Would seeing an older version of yourself make you save more for retirement? I am not talking about a cartoon older version of yourself, instead a legitimate rendering using the same technology “they” use to produce an older rendering of a missing child. Lauren Barack explores this issue in an article titled, “Saving For Retirement with an Avatar” found in the financial industry magazine, RegisteredRep.
The article describes how global powerhouse Allianz is trying to apply that technology to personal finances and investments,
Cathy Smith has spent months talking about aging — how many wrinkles someone may have when he’s 65 years old, the circles under his eyes, even hairlines. No, she’s not an expert in plastic surgery. Nor is she a makeup artist. Smith is the co-director at Allianz Global Investor Center for Behavioral Science. And her work? To help Allianz craft a tool that will virtually age investors in moments, in hopes it’ll be the push they need to take their retirement plans seriously.
As digital tools become more commonplace in retirement planning, helping reps visualize how a client’s financial plans are materializing, a new tool is expected to bring those later years into another kind of focus. Instead of clients seeing their investments mature, Allianz wants investors to see themselves mature as well — in physical terms.
While the statistics they use seem laughable something just resonates with the conclusion being true. Specifically,
Three studies from Stanford University, the last in 2010, showed college students who were virtually aged by about 45 years put away more money into a hypothetical retirement account than students who didn’t get to meet their older selves.

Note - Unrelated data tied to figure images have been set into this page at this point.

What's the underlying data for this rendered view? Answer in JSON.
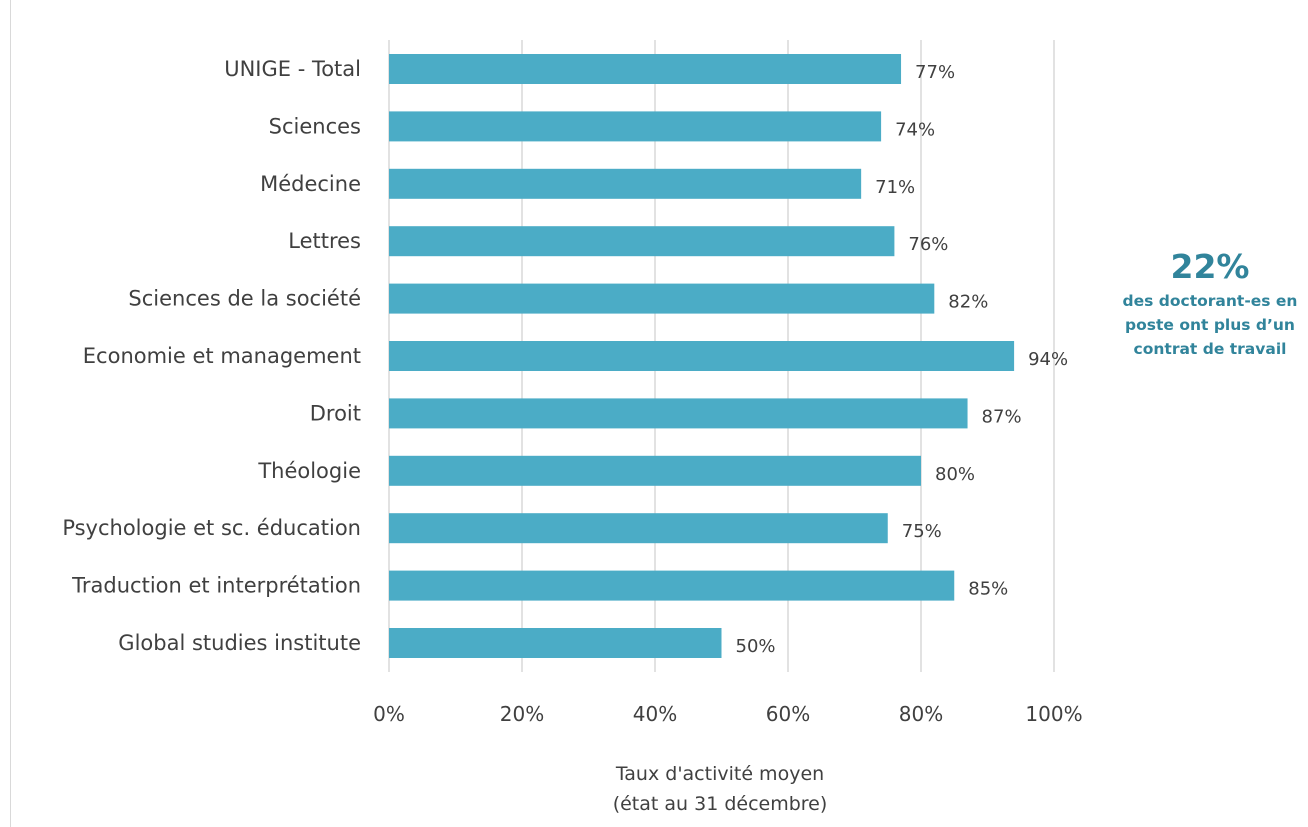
{
  "chart_data": {
    "type": "bar",
    "orientation": "horizontal",
    "categories": [
      "UNIGE - Total",
      "Sciences",
      "Médecine",
      "Lettres",
      "Sciences de la société",
      "Economie et management",
      "Droit",
      "Théologie",
      "Psychologie et sc. éducation",
      "Traduction et interprétation",
      "Global studies institute"
    ],
    "values": [
      77,
      74,
      71,
      76,
      82,
      94,
      87,
      80,
      75,
      85,
      50
    ],
    "data_labels": [
      "77%",
      "74%",
      "71%",
      "76%",
      "82%",
      "94%",
      "87%",
      "80%",
      "75%",
      "85%",
      "50%"
    ],
    "xlim": [
      0,
      100
    ],
    "xticks": [
      "0%",
      "20%",
      "40%",
      "60%",
      "80%",
      "100%"
    ],
    "xlabel_line1": "Taux d'activité moyen",
    "xlabel_line2": "(état au 31 décembre)",
    "grid": "vertical",
    "bar_color": "#4bacc6",
    "legend": "none"
  },
  "callout": {
    "value": "22%",
    "text": "des doctorant-es en poste ont plus d’un contrat de travail",
    "color": "#31849b"
  }
}
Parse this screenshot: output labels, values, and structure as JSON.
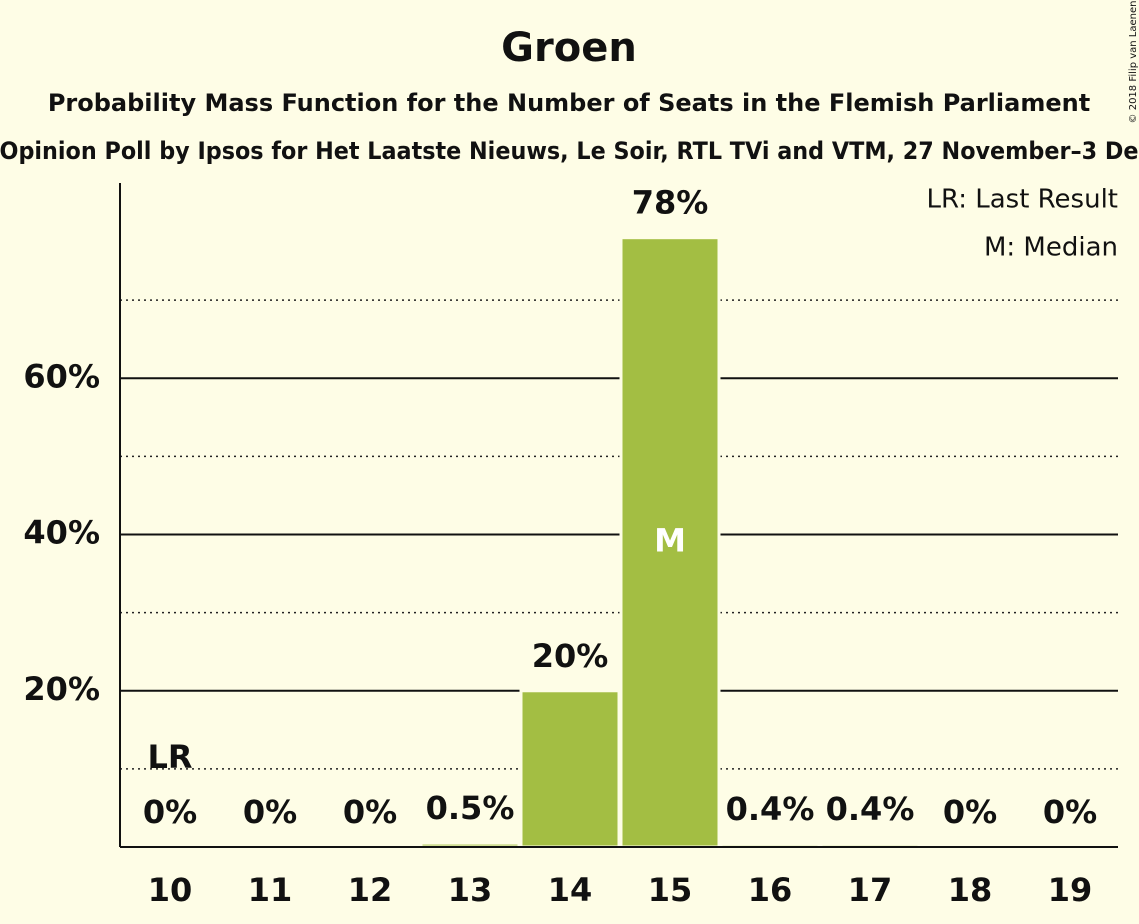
{
  "chart_data": {
    "type": "bar",
    "title": "Groen",
    "subtitle": "Probability Mass Function for the Number of Seats in the Flemish Parliament",
    "subtitle2": "Opinion Poll by Ipsos for Het Laatste Nieuws, Le Soir, RTL TVi and VTM, 27 November–3 De",
    "credit": "© 2018 Filip van Laenen",
    "categories": [
      "10",
      "11",
      "12",
      "13",
      "14",
      "15",
      "16",
      "17",
      "18",
      "19"
    ],
    "values": [
      0,
      0,
      0,
      0.5,
      20,
      78,
      0.4,
      0.4,
      0,
      0
    ],
    "value_labels": [
      "0%",
      "0%",
      "0%",
      "0.5%",
      "20%",
      "78%",
      "0.4%",
      "0.4%",
      "0%",
      "0%"
    ],
    "color": "#a3be43",
    "ylim": [
      0,
      85
    ],
    "yticks": [
      {
        "value": 20,
        "label": "20%"
      },
      {
        "value": 40,
        "label": "40%"
      },
      {
        "value": 60,
        "label": "60%"
      }
    ],
    "minor_yticks": [
      10,
      30,
      50,
      70
    ],
    "grid": true,
    "annotations": [
      {
        "text": "LR",
        "x": "10"
      },
      {
        "text": "M",
        "x": "15"
      }
    ],
    "legend": [
      "LR: Last Result",
      "M: Median"
    ]
  }
}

In the research, 50 college-aged participants were told they’d unexpectedly received $1,000 and were asked to divide the money into four buckets: retirement, a checking account, a nice gift for a friend or loved one, or on a special and expensive outing. Students then donned virtual reality goggles, with a select group shown a version of their 70-year-old selves. Afterwards, they were asked to divide up their money. The results showed that students who virtually met their aged avatars saved twice as much for retirement versus participants who only met their current selves.

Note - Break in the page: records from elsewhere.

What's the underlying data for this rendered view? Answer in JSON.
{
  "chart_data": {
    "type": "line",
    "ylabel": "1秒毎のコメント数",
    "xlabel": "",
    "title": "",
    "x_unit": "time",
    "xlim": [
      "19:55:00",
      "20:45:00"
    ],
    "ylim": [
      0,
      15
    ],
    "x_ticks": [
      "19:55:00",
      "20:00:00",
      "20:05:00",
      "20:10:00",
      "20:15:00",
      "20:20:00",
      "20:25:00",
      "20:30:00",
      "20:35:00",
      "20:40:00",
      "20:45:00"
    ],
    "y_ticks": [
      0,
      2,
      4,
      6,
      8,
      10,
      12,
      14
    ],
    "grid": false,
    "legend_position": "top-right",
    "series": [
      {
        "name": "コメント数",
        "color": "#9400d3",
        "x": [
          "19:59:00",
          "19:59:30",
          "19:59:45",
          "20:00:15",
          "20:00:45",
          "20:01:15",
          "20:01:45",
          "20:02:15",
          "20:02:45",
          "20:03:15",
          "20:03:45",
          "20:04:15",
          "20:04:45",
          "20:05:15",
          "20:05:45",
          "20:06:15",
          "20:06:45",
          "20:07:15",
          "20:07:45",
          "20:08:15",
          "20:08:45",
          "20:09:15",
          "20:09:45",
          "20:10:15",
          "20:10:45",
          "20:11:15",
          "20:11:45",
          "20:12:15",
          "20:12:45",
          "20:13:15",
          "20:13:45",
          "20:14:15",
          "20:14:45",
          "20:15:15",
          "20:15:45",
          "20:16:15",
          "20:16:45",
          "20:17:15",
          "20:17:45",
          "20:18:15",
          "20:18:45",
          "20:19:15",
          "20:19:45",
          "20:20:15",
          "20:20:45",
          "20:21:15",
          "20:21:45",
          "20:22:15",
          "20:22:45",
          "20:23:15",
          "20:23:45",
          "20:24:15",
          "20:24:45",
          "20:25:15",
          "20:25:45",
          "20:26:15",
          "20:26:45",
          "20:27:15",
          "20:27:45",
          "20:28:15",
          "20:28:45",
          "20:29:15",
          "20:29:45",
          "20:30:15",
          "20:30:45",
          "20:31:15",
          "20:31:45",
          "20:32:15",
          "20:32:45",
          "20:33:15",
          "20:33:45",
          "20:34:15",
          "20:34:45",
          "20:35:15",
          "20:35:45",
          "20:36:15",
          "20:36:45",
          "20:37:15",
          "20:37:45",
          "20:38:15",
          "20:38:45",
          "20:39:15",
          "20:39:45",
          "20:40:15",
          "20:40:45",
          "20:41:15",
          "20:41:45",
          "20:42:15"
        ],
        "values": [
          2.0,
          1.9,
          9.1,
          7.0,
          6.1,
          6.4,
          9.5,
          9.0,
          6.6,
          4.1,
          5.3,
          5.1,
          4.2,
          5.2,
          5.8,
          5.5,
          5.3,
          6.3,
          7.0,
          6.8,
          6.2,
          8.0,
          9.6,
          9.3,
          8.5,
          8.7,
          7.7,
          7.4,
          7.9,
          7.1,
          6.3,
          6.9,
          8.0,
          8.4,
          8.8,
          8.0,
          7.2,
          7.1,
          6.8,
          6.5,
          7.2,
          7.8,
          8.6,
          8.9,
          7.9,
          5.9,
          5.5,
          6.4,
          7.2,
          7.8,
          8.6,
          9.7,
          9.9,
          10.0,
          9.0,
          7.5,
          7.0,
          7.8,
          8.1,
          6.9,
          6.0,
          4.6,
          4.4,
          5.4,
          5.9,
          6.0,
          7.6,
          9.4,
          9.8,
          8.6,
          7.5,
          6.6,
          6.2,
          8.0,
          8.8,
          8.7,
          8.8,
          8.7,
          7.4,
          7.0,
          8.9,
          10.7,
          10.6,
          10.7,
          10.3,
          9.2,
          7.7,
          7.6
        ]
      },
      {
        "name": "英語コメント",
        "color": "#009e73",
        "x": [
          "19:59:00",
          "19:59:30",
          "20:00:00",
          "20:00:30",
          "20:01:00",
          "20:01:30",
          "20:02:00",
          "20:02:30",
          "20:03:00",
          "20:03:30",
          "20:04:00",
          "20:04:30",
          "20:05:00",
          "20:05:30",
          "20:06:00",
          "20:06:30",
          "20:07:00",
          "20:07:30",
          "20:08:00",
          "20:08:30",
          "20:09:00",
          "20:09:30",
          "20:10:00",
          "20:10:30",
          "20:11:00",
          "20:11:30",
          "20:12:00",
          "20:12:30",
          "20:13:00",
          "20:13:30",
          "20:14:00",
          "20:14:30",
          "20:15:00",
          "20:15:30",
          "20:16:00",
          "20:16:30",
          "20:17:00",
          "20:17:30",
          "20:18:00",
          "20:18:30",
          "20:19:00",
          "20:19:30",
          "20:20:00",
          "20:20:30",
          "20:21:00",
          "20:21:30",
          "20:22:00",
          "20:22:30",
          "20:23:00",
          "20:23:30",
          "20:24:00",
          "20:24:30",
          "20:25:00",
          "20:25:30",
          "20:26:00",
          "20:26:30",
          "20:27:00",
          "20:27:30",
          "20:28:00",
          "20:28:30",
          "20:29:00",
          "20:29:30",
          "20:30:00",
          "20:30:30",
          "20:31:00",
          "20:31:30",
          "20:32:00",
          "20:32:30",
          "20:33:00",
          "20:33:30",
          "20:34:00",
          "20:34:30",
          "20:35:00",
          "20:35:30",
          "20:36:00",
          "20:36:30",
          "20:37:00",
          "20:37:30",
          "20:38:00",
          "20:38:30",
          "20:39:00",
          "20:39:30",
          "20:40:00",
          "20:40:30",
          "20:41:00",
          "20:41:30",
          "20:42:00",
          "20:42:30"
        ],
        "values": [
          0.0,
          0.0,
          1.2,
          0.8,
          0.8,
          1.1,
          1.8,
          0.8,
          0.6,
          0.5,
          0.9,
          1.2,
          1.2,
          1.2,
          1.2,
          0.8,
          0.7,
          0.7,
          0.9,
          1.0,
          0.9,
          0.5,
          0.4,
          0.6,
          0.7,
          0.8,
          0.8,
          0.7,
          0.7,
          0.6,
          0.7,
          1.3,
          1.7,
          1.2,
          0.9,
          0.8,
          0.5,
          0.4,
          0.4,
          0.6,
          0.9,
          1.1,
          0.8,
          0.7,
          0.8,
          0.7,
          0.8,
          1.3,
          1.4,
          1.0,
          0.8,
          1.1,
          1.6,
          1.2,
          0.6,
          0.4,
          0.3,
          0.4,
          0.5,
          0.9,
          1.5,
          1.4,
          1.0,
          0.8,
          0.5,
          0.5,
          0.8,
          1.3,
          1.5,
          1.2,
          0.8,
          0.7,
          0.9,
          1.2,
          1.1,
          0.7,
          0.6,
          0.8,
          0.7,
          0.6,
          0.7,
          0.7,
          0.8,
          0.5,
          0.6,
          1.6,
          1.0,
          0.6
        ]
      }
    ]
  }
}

I am not sure how many people really read that statistic in the magazine, but what kind of study only has 50 participants nevertheless between 3 studies. What happened in the other 2 studies? Ignoring the studies, doesn’t the conclusion just seem correct.
I believe it is human nature to avoid negative repercussions and thus showing someone an older version of one’s self we would that to believe that the person is well taken care of, otherwise, because our only other option would be to pray for Doc Brown and the flux capacitor.
Would Numbers or an Older Version of You Make You More Aggressive in Saving for Retirement?
We all know that personal finance is personal and seeing I think this upcoming technology can revolutionize Retirement Planning but it makes me wonder about what is more effective:
- A Spreadsheet/Document which shows just how far away the goal of a comfortable retirement is OR
- A picture/avatar of Future Evan
For me, personally, I would guess the spreadsheet, but I don’t think I am particularly normal when it comes to personal finance issues. I mean I do run a
boring bad ass personal finance blog.
What would get you moving more – a picture of your future self or a spreadsheet that shows you are broke?